6.2.2. R$ 800,00 (oitocentos reais), pela ausência dos critérios de valor máximo global e aceitabilidade dos preços máximos unitários nos editais analisados, em descumprimento ao previsto no art. 40, X, da Lei nº 8.666/93 (item 2.4 do Relatório DLC);

Acórdão n. 1.748/2011, processo TCE n. 06/00400760, julgado em 28/09/2011:

ACORDAM os Conselheiros do Tribunal de Contas do Estado de Santa Catarina, reunidos em Sessão Plenária, diante das razões apresentadas pelo Relator e com fulcro nos arts. 59 da Constituição Estadual e 1° da Lei Complementar nº 202, de 15 de dezembro de 2000, em:

6.1. Julgar irregulares, sem imputação de débito, na forma do art. 18, inciso III, alínea "b", c/c o art. 21, parágrafo único, da Lei Complementar n. 202, de 15 de dezembro de 2000, as contas pertinentes à presente Tomada de Contas Especial, que trata de irregularidades no processo licitatório e em aditamento do contrato concernentes à construção da “Arena Multiuso”, da Prefeitura Municipal de Jaraguá do Sul.

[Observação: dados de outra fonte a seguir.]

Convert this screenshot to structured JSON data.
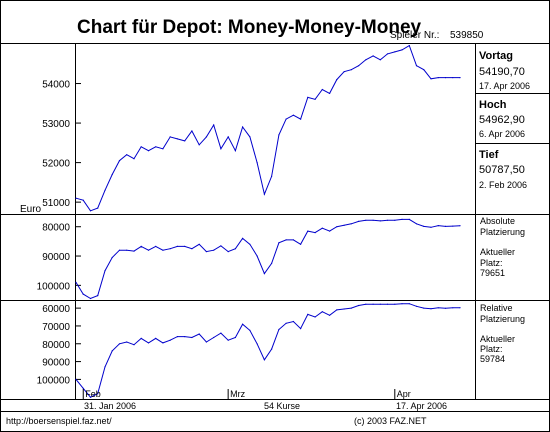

6.2. Aplicar aos Responsáveis adiante discriminados, com fundamento no art. 69 da Lei Complementar n? 202/2000 c/c o art. 108, parágrafo único, do Regimento Interno, as multas a seguir especificadas, fixando-lhes o prazo de 30 (trinta) dias, a contar da publicação deste Acórdão no Diário Oficial Eletrônico desta Corte de Contas, para comprovarem ao Tribunal o recolhimento ao Tesouro do Estado das multas cominadas, sem o quê, fica desde logo autorizado o encaminhamento da dívida para cobrança judicial, observado o disposto nos artigos 43, II, e 71 da Lei Complementar n. 202/2000:

6.2.1. ao Sr. MOACIR ANTÔNIO BERTOLDI – ex-Prefeito Municipal de Jaraguá do Sul, CPF n. 310.551.339-68, as seguintes multas:

[...]

6.2.1.3. R$ 400,00 (quatrocentos reais), devido à não indicação, no Edital de Licitação n. 100/2005, dos critérios de aceitabilidade dos preços unitário e global, contrariando o disposto no art. 40, X, da Lei n. 8.666/93 (item 3.3 do Relatório DLC). (grifei)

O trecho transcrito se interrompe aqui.